Ligety’s second run left him tied at the end of the day for 15th. 

Considering his relatively low slalom ranking and the pounding that slalom demands, Sunday’s GS was — just like that, that quickly, that quietly — likely the final race of Ligety’s outstanding Olympic career. 

“This is probably it for me at these Games,” he said after run two, adding that he is planning to head back to Europe, to race the remainder of the World Cup season.

Asked about Hirscher, Ligety said, “He crushed it, for sure. I mean, he has been good all year. That’s no surprise.” 
 
By the time he began his second run, Hirscher’s advantage over second place — by then, Kristoffersen — was 1.31 seconds. 

Kristoffersen had to ski the fastest second run to leap from 10th after the first leg to silver. “It was a great second run,” Kristoffersen said, smiling, explaining that he had skied “a lot more straighter and [with] a lot more aggression.”

Hirscher skied just four-hundredths of a second slower than Kristoffersen in the second run. 

And still won by 1.27. 

That is physicality and intelligence, ski genius, made manifest.

“He’s in his own league,” Kristofferson said of Hirscher. “We are fighting for silver and bronze, for sure.”

American Ryan Cochran-Siegle’s second-run time — third-fastest — moved him from 21st after run one to a tie for 11th (with Canada’s Erik Read), the top American finish. Tommy Ford was 20th. 

In winning, Hirscher :

— became the first man to win the super-combined and the GS at the same Olympics,

— became the 10th man to win multiple golds at a single Winter Games and the first since another Austrian, Benny Raich in Torino in 2006, and

— joined Raich, Hermann Maier and Matthias Mayer (two) and Toni Sailer (three) as the only Austrian men with multiple alpine ski gold medals.

Sailer, Jean-Claude Killy of France, Croatia’s Janica Kostelić: three alpine ski golds at a single Games is rare air, indeed.

At a post-race news question, Hirscher was, naturally, asked whether he was thinking about three gold medals. The answer: “No.”
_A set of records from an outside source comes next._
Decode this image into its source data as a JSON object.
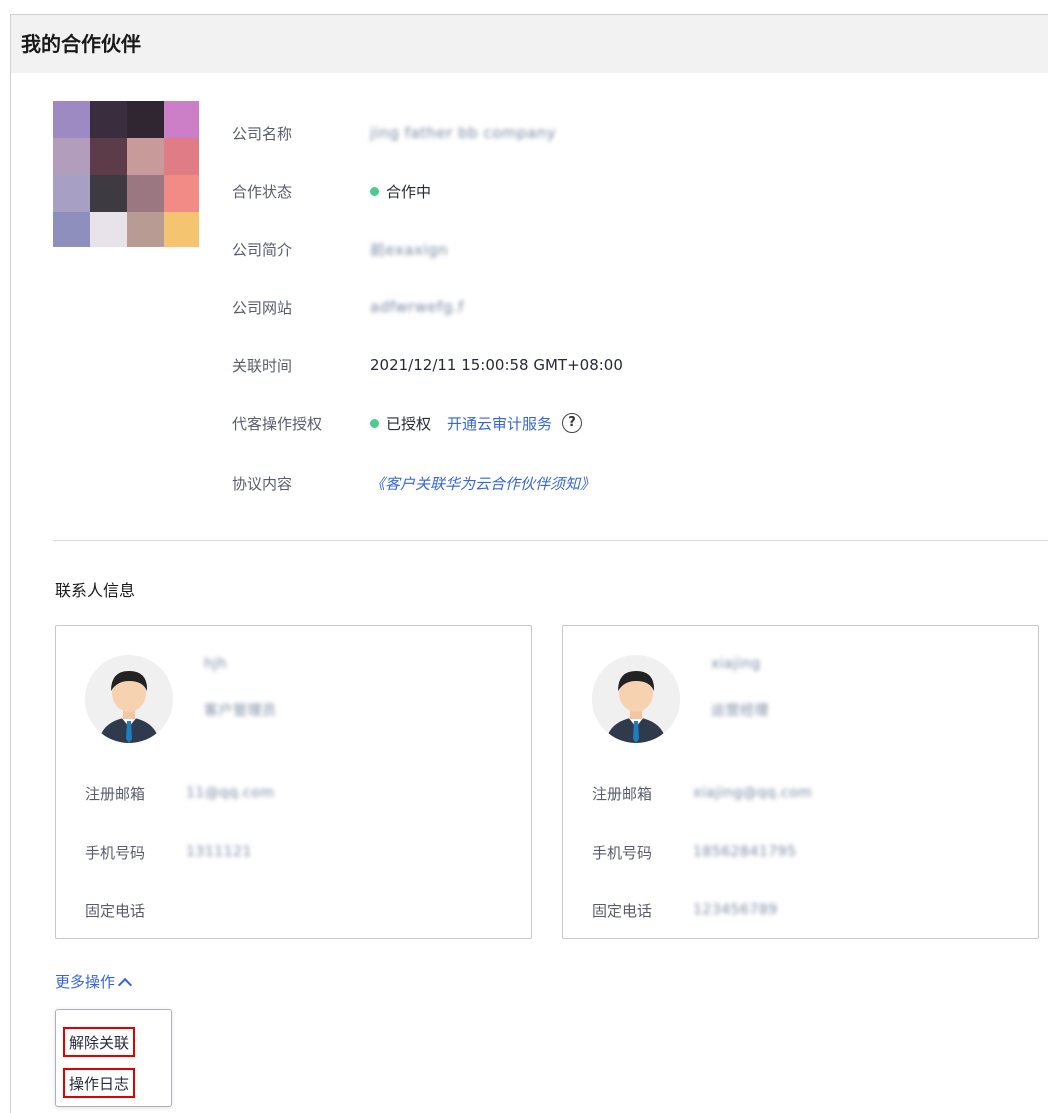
{
  "page": {
    "title": "我的合作伙伴"
  },
  "company": {
    "fields": [
      {
        "label": "公司名称",
        "value": "jing father bb company"
      },
      {
        "label": "合作状态",
        "value": "合作中"
      },
      {
        "label": "公司简介",
        "value": "前exaxign"
      },
      {
        "label": "公司网站",
        "value": "adfwrwefg.f"
      },
      {
        "label": "关联时间",
        "value": "2021/12/11 15:00:58 GMT+08:00"
      },
      {
        "label": "代客操作授权",
        "value": "已授权",
        "link": "开通云审计服务"
      },
      {
        "label": "协议内容",
        "value": "《客户关联华为云合作伙伴须知》"
      }
    ]
  },
  "contacts": {
    "section_title": "联系人信息",
    "items": [
      {
        "name": "hjh",
        "role": "客户管理员",
        "email": "11@qq.com",
        "phone": "1311121",
        "landline": ""
      },
      {
        "name": "xiajing",
        "role": "运营经理",
        "email": "xiajing@qq.com",
        "phone": "18562841795",
        "landline": "123456789"
      }
    ],
    "labels": {
      "email": "注册邮箱",
      "phone": "手机号码",
      "landline": "固定电话"
    }
  },
  "more": {
    "label": "更多操作",
    "menu": [
      "解除关联",
      "操作日志"
    ]
  },
  "colors": {
    "status_dot": "#4ccb8f",
    "link": "#3767d6",
    "highlight": "#e00000"
  }
}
You haven’t been thinking about this, really? “Not at all.”

Seriously? “I didn’t think about the slalom race until you asked me this question.”

Also, this, a few moments before, and Marcel Hirscher will be here all week: 

“It’s a new race. Now people are expecting the same things. So it will be the same situation. We will see. Right now, I can feel that I am getting a little tired a little bit. We are already two and a half weeks here. Always, very cold temperatures. Sorry, friends of Asia, but right now I can’t see rice anymore. Two and a half weeks of rice for a European guy is — pretty much.”